Colleagues described Miss Bedette as an unassuming, quiet woman with an uncanny feel for the relevant or unusual bit of information in her field. Although she worked for the U.S. Geological Survey, her office was at the Natural History Museum, and she worked closely with its scientists. "She had a remarkable insight for flagging things that I was indeed interested in, but I was surprised that she knew I would be interested in," Waller said.
She was born in Conneaut, Ohio, and was a geology graduate of Bowling Green State University in Ohio. She moved to Washington in 1954 and worked for several scientists who are legendary in paleontology, including Harry S. Ladd and Wendell Woodring, for whom she did proofreading and indexing in the era before desktop computers.
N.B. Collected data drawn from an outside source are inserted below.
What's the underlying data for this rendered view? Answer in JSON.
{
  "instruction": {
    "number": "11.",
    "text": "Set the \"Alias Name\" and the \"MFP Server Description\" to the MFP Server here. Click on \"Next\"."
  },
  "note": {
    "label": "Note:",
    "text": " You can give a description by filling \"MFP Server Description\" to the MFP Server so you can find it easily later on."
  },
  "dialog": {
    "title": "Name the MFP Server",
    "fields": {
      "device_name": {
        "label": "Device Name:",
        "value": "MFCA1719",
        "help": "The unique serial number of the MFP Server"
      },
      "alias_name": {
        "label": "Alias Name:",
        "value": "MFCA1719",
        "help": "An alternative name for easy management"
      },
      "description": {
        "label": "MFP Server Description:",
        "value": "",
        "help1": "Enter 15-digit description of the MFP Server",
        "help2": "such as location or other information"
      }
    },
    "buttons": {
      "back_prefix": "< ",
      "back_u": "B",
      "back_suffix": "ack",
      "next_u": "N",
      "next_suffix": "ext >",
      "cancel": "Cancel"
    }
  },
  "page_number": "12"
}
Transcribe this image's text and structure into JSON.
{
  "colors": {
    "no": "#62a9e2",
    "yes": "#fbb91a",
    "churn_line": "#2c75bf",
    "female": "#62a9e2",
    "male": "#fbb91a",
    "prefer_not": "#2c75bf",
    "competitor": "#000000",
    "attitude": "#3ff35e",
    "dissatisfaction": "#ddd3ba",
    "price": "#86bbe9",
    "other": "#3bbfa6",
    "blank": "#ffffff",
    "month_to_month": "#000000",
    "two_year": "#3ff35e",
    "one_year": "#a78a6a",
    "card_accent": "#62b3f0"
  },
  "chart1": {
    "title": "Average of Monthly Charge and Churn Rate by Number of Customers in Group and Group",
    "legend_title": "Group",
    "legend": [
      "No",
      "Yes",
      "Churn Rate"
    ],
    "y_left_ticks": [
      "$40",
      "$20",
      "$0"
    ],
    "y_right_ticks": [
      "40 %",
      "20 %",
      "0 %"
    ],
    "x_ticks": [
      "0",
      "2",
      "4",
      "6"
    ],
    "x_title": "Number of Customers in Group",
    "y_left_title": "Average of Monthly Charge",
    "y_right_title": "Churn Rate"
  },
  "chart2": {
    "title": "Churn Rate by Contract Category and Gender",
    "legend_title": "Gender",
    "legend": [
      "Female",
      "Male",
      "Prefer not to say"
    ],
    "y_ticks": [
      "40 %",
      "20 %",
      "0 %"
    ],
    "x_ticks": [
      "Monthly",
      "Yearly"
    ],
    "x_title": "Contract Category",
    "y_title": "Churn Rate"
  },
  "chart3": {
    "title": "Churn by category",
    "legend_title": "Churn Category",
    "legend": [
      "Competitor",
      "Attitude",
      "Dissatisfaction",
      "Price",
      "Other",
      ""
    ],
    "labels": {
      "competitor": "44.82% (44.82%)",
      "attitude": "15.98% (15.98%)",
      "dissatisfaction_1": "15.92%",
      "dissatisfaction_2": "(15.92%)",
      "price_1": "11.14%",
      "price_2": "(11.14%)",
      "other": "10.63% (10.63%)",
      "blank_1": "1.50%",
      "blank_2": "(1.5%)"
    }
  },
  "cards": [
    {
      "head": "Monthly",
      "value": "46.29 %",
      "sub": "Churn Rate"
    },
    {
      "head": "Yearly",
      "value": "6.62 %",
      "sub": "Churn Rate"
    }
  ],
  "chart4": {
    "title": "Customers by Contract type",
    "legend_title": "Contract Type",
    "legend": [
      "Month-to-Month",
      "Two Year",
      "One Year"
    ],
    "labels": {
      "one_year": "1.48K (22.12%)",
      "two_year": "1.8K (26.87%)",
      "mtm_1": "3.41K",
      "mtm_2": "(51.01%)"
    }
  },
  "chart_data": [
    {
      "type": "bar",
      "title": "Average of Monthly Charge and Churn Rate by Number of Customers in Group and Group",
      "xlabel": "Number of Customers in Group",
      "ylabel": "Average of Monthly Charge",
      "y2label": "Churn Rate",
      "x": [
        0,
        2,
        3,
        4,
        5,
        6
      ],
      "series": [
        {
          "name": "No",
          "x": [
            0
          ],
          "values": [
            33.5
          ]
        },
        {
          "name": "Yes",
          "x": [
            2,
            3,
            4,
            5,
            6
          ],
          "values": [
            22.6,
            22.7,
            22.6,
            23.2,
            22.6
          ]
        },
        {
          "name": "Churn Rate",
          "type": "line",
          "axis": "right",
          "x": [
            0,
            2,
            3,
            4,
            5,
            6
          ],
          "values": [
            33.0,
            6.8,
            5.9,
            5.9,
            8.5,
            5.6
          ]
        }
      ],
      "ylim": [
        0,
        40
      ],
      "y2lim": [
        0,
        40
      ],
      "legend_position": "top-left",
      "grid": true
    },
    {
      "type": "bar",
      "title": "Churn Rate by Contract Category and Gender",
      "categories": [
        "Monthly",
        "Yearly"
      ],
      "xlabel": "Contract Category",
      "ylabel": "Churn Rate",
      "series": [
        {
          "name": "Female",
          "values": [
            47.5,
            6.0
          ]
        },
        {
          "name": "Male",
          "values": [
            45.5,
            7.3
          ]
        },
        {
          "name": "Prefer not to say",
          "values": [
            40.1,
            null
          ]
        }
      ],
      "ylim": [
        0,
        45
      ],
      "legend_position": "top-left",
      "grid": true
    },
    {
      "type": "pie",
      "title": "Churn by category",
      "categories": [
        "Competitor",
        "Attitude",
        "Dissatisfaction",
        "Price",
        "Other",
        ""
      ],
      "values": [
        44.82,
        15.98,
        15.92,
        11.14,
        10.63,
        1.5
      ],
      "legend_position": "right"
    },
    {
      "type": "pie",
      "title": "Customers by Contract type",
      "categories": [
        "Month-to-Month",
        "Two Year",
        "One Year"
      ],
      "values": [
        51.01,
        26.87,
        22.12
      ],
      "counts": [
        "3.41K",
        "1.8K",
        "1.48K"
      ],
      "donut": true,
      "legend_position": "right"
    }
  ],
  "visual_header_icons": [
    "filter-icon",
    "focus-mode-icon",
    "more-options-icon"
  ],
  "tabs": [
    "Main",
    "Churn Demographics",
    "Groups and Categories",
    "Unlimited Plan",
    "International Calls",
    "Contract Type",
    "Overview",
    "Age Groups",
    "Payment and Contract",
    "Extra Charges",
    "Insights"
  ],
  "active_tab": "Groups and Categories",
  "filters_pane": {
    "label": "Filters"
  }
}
After her retirement in 1988, she continued to work at the Natural History Museum and compiled a library of descriptions of more than 7,000 of the world's known fossils and living scallops, a task she had nearly completed before she died.
She enjoyed domestic and foreign travel, loved the outdoors and enjoyed field work, including scuba diving. She was awarded USGS's Scroll of Honor and the Natural History Museum's Peer Recognition Community Award.
She also worked on a small business, Butterfly Alphabet Inc., with longtime friend Kjell Sandved of Washington.
She has no immediate survivors.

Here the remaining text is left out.